If we can not trust our senses, which much surely must go beyond subjective feelings, then we must say that truth is relative to societies needs and absolute in the sense that we cannot rid ourselves of society without riding ourselves of humanity.
If we spend our lives agonising over the reliability of every truth then nothing would get done. The fact that questions about reliability crop up at the most uncomfortable of times would suggest that truth has a objective nature and is not a matter of subjective whim at all.
Indeed the role of the left is to work out the truth of class interests in each and every situation, not as a dogma but as an aid to understanding and action.
Truth itself is of many natures, one of them is that of passion, one that is imbibed beyond the words but is in the context. The signifier matches the signified with gusto. I find this in the anger of the oppressed.
Nickademus
16th April 2002, 22:17
Quote: from peaccenicked on 8:06 pm on April 16, 2002
Nickademus,
When it comes to truth, the question that is being asked is there such a thing as objective truth? I hope this is taken in good fun but I can well see why a lawyer might wish to abolish it. If truth is merely a matter of subjective interpretation, it is much more easy to demolish. Now if you are saying that DNA evidence is unreliable no matter how many scientists agree with it.
Then you can argue that that is ultimately unreliable.
If we can not trust our senses, which much surely must go beyond subjective feelings, then we must say that truth is relative to societies needs and absolute in the sense that we cannot rid ourselves of society without riding ourselves of humanity.
If we spend our lives agonising over the reliability of every truth then nothing would get done. The fact that questions about reliability crop up at the most uncomfortable of times would suggest that truth has a objective nature and is not a matter of subjective whim at all.

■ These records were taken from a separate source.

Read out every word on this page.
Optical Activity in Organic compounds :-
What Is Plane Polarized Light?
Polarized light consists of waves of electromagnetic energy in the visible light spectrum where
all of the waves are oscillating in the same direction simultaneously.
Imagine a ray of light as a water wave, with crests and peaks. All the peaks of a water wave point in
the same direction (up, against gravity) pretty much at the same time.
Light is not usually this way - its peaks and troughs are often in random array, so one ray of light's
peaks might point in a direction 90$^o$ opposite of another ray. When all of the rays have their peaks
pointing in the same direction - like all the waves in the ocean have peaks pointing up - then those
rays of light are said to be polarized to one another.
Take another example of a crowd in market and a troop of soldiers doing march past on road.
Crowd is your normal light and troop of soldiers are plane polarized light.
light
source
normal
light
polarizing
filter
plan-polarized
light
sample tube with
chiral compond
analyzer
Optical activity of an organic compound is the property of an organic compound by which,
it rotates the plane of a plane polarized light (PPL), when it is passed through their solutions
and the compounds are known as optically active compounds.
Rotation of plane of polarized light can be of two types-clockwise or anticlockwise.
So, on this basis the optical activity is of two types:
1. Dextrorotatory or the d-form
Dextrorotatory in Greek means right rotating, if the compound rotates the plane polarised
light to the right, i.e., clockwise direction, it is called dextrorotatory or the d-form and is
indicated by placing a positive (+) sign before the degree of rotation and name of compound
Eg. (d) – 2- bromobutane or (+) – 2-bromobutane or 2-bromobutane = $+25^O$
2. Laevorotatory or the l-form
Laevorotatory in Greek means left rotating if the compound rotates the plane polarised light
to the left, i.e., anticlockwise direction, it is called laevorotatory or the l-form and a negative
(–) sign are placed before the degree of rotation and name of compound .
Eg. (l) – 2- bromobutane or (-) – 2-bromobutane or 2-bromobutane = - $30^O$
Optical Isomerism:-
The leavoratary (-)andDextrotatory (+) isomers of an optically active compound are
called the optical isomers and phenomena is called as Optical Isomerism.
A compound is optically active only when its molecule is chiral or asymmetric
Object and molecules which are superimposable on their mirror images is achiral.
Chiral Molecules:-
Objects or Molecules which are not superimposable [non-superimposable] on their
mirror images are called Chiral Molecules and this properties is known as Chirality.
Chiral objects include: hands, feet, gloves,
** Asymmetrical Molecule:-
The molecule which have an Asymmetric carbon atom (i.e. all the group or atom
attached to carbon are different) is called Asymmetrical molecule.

Indeed the role of the left is to work out the truth of class interests in each and every situation, not as a dogma but as an aid to understanding and action.
Truth itself is of many natures, one of them is that of passion, one that is imbibed beyond the words but is in the context. The signifier matches the signified with gusto. I find this in the anger of the oppressed.
ok there is a difference between between doubting everything as to whether or not its true and accepting that you can not know whether or not something is true. i won't argue the science of dna (ironically i just finished a forensic science class on dna) in court as it is futile because it has become an accepted norm. i live my life on accepted norms. i don't question everything because i can not know if it is the truth or not.
Valkyrie
17th April 2002, 21:51
"How to think like a scientist."
That was a very amusing story Vox, thanks!